Dibattito in Consiglio: la politica scarica sui dipendenti pubblici tutti i mali del paese!

Ecco cosa implicano effettivamente le tre soluzioni indicate nella delibera del Governo del 13 settembre per i lavoratore della PA 

Dagli interventi ascoltati in Consiglio Grande e Generale, tenuti da qualche illustre esponente di Governo e da altri altrettanto illustri consilieri di maggioranza ed opposizione, abbiamo finalmente capito che la causa di tutti i mali che attanagliano la nostra Repubblica sono i pubblici dipendenti. Ora che sono stati trovati i “colpevoli”, si pensa a come recuperare il “maltolto” e le soluzioni sono indicate nella delibera del Congresso di Stato del 13 settembre 2010.

In essa per i pubblici dipendenti si prevede di chiudere il contratto di lavoro senza adeguamento economico, di rinviare la stabilizzazione dei precari e di revisionare le indennità. Vediamo cosa implicano effettivamente queste tre soluzioni.

AUMENTO A COSTO ZERO: comporta la perdita permanente del potere d’acquisto delle retribuzioni. Non è difficile pensare che la proposta verrà ripresa dai datori di lavoro di tutte le categorie. Ciò significa anche restrizione della propensione al consumo in favore di una maggiore propensione al risparmio, che a sua volta significa tendenza alla paralisi della microeconomia di San Marino; tutto ciò è in contrasto con quanto affermato dai più quotati economisti, secondo i quali in un momento di crisi economica è necessario far girare la moneta, ridistribuendo le risorse sui cittadini.

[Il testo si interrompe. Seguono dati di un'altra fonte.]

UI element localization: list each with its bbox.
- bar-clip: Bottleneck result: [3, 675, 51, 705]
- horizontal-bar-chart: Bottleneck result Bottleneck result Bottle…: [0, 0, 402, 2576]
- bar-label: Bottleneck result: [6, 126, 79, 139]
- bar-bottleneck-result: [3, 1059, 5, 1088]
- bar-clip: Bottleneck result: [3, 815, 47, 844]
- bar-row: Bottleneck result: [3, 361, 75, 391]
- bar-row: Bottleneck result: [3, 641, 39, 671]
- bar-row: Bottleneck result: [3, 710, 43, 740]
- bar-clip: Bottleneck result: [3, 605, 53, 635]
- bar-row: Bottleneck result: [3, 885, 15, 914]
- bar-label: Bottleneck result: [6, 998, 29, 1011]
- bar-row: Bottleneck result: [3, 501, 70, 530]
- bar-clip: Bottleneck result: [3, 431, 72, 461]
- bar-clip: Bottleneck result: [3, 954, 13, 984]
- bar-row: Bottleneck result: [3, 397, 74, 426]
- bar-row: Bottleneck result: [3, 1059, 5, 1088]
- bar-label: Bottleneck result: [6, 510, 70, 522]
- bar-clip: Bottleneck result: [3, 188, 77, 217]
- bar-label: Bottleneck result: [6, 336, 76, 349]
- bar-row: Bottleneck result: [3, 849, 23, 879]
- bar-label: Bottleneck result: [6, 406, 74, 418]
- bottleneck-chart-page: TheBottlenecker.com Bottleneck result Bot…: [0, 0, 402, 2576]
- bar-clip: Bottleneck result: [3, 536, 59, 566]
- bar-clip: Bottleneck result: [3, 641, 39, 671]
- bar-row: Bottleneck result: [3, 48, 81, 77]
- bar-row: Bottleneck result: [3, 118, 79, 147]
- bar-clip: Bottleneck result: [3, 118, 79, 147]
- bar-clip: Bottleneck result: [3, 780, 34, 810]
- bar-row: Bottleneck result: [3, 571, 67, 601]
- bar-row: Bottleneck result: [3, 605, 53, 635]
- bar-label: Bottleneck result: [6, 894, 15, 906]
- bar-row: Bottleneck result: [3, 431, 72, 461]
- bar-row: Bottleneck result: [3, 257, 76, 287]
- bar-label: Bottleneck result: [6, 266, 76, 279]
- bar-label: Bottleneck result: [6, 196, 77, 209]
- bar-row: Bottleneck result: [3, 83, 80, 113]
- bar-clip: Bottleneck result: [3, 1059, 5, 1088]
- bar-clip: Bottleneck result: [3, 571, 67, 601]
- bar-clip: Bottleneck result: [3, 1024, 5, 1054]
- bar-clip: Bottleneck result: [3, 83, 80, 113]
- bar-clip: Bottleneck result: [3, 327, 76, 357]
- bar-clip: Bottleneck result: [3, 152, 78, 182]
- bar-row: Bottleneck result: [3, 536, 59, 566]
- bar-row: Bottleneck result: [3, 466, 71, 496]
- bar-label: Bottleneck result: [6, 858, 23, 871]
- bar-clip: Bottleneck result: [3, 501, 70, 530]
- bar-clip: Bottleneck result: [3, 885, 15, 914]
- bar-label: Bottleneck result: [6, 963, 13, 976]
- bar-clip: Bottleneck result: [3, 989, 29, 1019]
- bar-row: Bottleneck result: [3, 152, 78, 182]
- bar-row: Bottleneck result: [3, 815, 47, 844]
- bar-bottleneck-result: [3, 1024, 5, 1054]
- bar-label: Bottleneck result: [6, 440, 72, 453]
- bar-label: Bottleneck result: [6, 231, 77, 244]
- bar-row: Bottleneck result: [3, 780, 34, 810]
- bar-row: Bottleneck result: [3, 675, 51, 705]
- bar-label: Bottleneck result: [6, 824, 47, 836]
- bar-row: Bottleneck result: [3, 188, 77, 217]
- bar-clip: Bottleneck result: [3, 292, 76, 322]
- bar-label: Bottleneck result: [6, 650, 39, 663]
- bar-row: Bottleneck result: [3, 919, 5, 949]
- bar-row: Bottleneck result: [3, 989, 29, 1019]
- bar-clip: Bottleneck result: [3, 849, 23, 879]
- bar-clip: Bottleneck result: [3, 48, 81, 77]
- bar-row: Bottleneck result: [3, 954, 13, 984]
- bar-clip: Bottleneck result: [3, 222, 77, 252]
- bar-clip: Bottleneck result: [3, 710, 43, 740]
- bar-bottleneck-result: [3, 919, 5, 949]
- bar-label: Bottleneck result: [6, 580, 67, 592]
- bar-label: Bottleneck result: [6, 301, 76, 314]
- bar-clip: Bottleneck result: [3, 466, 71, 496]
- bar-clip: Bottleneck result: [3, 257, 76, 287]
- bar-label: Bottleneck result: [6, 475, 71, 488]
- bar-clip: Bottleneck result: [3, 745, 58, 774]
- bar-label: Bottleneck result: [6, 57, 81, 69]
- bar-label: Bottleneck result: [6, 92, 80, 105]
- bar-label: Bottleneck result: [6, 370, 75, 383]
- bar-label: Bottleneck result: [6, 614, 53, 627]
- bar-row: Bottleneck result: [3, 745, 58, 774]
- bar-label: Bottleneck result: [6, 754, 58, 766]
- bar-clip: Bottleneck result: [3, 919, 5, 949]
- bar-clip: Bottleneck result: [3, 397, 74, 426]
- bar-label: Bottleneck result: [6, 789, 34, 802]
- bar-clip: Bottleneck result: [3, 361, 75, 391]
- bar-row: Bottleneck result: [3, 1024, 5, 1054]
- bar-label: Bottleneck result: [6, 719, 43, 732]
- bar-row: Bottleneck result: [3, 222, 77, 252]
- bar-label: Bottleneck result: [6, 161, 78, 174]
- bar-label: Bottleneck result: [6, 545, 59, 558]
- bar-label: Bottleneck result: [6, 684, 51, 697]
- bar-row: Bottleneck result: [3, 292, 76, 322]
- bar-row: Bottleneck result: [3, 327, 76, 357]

 RINVIO DELLA STABILIZZAZIONE DEI PRECARI: il Segretario per gli Affari Interni ha dichiarato che tale provvedimento è dettato dalla necessità di equità sociale in rapporto ai dipendenti del settore privato, ma ci sembra chiaro che tale affermazione sia una giustificazione necessaria in un momento di campagna elettorale, poiché il precariato del pubblico impiego è un fenomeno totalmente differente e trattato diversamente (in modo più penalizzante) dalle scelte effettuate dalla politica nel corso degli anni. È unanimemente riconosciuto che se un lavoratore opera in condizioni di precarietà, l’efficienza diminuisce sensibilmente, ed è ampiamente dimostrato che a San Marino i dipendenti pubblici si sono rivelati, in questo periodo di crisi economica universale, un necessario cuscinetto di salvataggio per molte famiglie sammarinesi.
REVISIONE DELLE INDENNITÀ: più che di revisione, ci sembra di capire, dalle dichiarazioni del Segretario degli Interni e dell’Esecutivo, che si voglia parlare di soppressione delle indennità, che peraltro non sono state più adeguate dal 2000; ma questo argomento è stato per anni oggetto di conflitto politico tra esponenti di partiti, che un tempo erano antagonisti ed oggi si trovano insieme al governo. Se si fosse proceduto in tempo ordinario a riformare la busta paga, oggi non avremmo problemi a capire dove stanno i diritti e dove stanno gli sprechi, ma l’interesse di chi ha gestito politicamente la funzione pubblica è sempre stato quello di tenere sotto ricatto i pubblici dipendenti, e ancora oggi sembra che le cose non siano cambiate. Occorre ricordare che gli stipendi dei pubblici dipendenti impegnano una cifra inferiore al 20% della spesa pubblica; di conseguenza gli sprechi dovrebbero essere ricercati con maggiore determinazione anche in altri settori, che accompagnati da una più equa tassazione dei redditi, possono produrre una parte di quelle risorse che servono al Paese.

Occorre infine ricordare che nel 1998 la politica ha deciso il blocco delle assunzioni; di conseguenza il numero dei dipendenti pubblici è rimasto sostanzialmente invariato nonostante il notevole incremento di utenti e servizi forniti. A proposito di tagli, accorpamenti ed eliminazione di sprechi, si potrebbe cominciare a pensare di ridurre il numero dei partiti e dei governanti, semplificando un quadro che ultimamente appare molto confuso.